Are our principals adequately trained for their jobs, and is the job the same now as it was 20, 50, 100 years ago?
These are key questions and it is a task to get key people in education to think objectively and analytically about an issue that invariably evokes mainly a sentimental and emotional response.
The basic issue that needs to be realised in the early years of the 21st century, is that the role of the “head teacher” as experienced in the 19th century and largely maintained throughout the 20th - is dead. Being a principal is not being a teacher.
And behind that premise is the underlying truth that being a good teacher is no guarantee of being a good principal. They are different professional roles.
It is likely that the research will find some quantum of data to substantiate the position many traditionalists want to maintain, and that is that being a principal is being an educational leader and that really means being the head teacher.
Too many principals say how they enjoy getting back to the classroom. Sometimes this may be to avoid the role of principal and to retreat to what was familiar and safe. Sometimes it is a requirement because the system does not yet fully recognise the responsibilities of being a principal and in smaller schools requires a teaching load on the part of the principal. But after many years of not teaching, or teaching very little, can a principal be more than the equivalent of a visiting teacher which isn’t necessarily to the students’ benefit.
Many years ago the former head of the Strathclyde education service in Scotland (at the time a system roughly equal in numbers to SA’s) said without equivocation, that when he became a principal, he STOPPED being a teacher.
He explained this very unambiguously. He said that as a teacher his job was to create the best learning environment for his students.
But as a principal the job was different. It was to create the working and organisational environment in which good learning and teaching could occur.

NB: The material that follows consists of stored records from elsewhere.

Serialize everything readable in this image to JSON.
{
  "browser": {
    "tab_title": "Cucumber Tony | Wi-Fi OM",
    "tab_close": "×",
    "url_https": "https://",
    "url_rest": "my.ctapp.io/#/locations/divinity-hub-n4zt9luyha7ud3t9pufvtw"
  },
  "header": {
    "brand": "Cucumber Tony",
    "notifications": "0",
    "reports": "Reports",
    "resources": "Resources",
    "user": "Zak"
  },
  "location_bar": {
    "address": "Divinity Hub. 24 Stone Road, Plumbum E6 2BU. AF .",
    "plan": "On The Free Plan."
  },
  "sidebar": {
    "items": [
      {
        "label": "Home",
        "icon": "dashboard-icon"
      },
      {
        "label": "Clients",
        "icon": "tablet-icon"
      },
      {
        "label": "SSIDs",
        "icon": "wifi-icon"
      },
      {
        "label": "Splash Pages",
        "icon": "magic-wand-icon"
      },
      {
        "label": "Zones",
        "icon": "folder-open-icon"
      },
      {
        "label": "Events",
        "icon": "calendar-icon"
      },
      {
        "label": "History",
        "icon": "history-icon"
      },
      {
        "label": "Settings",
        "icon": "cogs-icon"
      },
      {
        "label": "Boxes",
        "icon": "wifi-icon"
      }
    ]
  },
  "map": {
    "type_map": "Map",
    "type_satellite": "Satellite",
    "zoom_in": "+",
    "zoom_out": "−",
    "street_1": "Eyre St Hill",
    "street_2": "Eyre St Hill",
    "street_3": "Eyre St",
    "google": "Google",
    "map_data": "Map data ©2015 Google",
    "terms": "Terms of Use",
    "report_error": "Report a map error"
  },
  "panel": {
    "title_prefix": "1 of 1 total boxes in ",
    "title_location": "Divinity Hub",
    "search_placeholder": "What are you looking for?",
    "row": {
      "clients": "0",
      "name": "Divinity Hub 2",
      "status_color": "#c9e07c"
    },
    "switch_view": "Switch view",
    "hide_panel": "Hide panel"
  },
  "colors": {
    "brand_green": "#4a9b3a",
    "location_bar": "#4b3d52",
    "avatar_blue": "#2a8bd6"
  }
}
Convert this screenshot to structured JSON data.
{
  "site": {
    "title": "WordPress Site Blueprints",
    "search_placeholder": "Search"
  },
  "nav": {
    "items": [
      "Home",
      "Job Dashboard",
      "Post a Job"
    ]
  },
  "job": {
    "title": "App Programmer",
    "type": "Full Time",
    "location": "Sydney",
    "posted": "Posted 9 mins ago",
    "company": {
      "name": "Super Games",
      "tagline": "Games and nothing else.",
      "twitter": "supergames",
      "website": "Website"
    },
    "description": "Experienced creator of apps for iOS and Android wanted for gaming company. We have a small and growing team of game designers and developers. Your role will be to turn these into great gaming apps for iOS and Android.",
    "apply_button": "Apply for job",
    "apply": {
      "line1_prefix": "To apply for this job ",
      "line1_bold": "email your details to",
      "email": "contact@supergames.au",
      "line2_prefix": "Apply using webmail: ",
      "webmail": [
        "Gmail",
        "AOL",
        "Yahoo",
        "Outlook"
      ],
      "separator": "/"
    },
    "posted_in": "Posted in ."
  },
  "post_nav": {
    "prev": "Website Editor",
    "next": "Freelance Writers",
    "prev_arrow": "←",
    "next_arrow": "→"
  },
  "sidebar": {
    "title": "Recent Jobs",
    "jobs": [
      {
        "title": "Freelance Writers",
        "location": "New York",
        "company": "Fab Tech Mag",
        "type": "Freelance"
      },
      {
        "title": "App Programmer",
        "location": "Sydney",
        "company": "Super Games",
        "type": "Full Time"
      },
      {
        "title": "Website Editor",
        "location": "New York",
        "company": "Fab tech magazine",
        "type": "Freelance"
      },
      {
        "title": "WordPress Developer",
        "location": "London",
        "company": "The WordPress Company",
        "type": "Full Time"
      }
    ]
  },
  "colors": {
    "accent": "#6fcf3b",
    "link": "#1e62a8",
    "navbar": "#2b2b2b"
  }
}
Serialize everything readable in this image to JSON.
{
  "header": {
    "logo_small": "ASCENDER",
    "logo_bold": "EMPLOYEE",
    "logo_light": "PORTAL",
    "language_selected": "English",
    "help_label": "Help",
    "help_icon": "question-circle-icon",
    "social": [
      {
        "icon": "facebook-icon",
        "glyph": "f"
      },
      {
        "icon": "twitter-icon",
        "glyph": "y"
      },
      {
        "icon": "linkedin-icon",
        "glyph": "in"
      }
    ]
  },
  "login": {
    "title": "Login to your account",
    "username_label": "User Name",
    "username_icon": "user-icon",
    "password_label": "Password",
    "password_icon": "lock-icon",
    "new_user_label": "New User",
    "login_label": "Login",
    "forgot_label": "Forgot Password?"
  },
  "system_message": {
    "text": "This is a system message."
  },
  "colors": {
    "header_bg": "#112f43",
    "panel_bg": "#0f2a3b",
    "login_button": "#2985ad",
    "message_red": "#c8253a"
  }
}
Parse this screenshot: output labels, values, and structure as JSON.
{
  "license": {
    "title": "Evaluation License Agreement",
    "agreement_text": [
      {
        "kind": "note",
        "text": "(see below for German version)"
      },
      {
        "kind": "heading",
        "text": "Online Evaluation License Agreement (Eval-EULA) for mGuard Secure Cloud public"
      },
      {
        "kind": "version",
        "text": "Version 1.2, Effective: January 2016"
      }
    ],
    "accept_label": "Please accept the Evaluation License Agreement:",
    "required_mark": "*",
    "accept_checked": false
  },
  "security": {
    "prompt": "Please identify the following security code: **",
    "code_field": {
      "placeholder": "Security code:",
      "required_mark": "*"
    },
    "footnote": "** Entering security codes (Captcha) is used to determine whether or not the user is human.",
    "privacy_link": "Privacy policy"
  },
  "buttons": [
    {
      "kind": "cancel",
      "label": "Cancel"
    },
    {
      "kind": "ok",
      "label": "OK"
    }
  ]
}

And as he climbed the career ladder, he indicated clearly that each job was a move from the previous, and with a substantially different, although connected responsibility to the one he had had previously.
Until principals, or aspirants to the position, realise that their role IS to manage an organisation, some of which are large and complex, and that they are not a teacher with a part time administrative load we won’t witness the confidence and boldness which should be the hallmark of an inspirational leader and manager.
Certainly, administrivia should not be part of the principal’s load. Under local governance and management the principal’s job is to manage the resources, attract more, and to ensure the smooth running of the organisation.
Unfortunately, what for many public service managers and directors is de rigueur, is very new to many principals, and that is to run the organisation. For 100 years the public education system has been founded on a dependency model that saw many management responsibilities handled by central clerks and administrative officers. Now those responsibilities are part of the principal’s role, and those of his/her management team, as they should be. But most seem ill prepared for this shift in responsibilities.
The problem is that principals are manifestly untrained and some even unprepared to do the job required. There is no training of any integrated or coherent nature to which aspirants to the position of principal can turn to ensure they are suitably qualified and acknowledged as having the skills and attributes to lead and manage a school.
Nor is there any systematic exposure of existing principals to contemporary management and organisational leadership professional development, or to have the opportunity to be partnered with senior managers from other areas of work.
Principalship is the keystone to great schooling, and to ensure the public confidence they deserve, we must recognise the role of principal needs people prepared, confident and bold to take on the responsibilities.
There should be a comprehensive purpose designed qualification (Certificate of Principalship?) that brings together the elements of good management in respect of Human Resource management (the effective recruitment, management and retention of people), financial management, strategic planning and budgeting, physical resource management, project management, community liaison and public relations to name some of the areas of capacity that principals, in their life as a teacher, get no development in.
This qualification should probably be the responsibility of an external body to the Department, probably one of the Universities.
As well, they need to understand curriculum development and delivery, and policy development and delivery.
They particularly need development in their role as the “chief executive officer” of the school and how to effectively work with a Board of Governance. In New Zealand and the UK that means working with the Board that hires and fires the principal. In SA that relationship is still some way off.
If we had properly skilled and trained principals, with both the capacity and capability to do their jobs effectively, then we could ask the question – “do we need a multi-million dollar regional layer of Directors and Assistant Directors (themselves drawn from the ranks of untrained principals) to ‘supervise’ the work of our school leaders?”
In the private education sector there is no such layer. Principals there are employed by their boards, and maintain their jobs by performing according to their employment contract, and producing results.
Are all public school principals incapable of managing their schools? Of course not. Between 15 and 20% of principals are good to excellent, but are capable because of their own efforts in the main, and have learned from their experience and from looking more widely than the education environment from which to draw examples of good management practice.
But what is very worrying is the 20-30% at the other end of the scale who are struggling or worse still, failing.
And the equation is usually straightforward – good principal, good school, good student achievement, disciplined environment. Mediocre to bad principal and you will find problems with student achievement, poor discipline, staff problems and often an unhappy school community.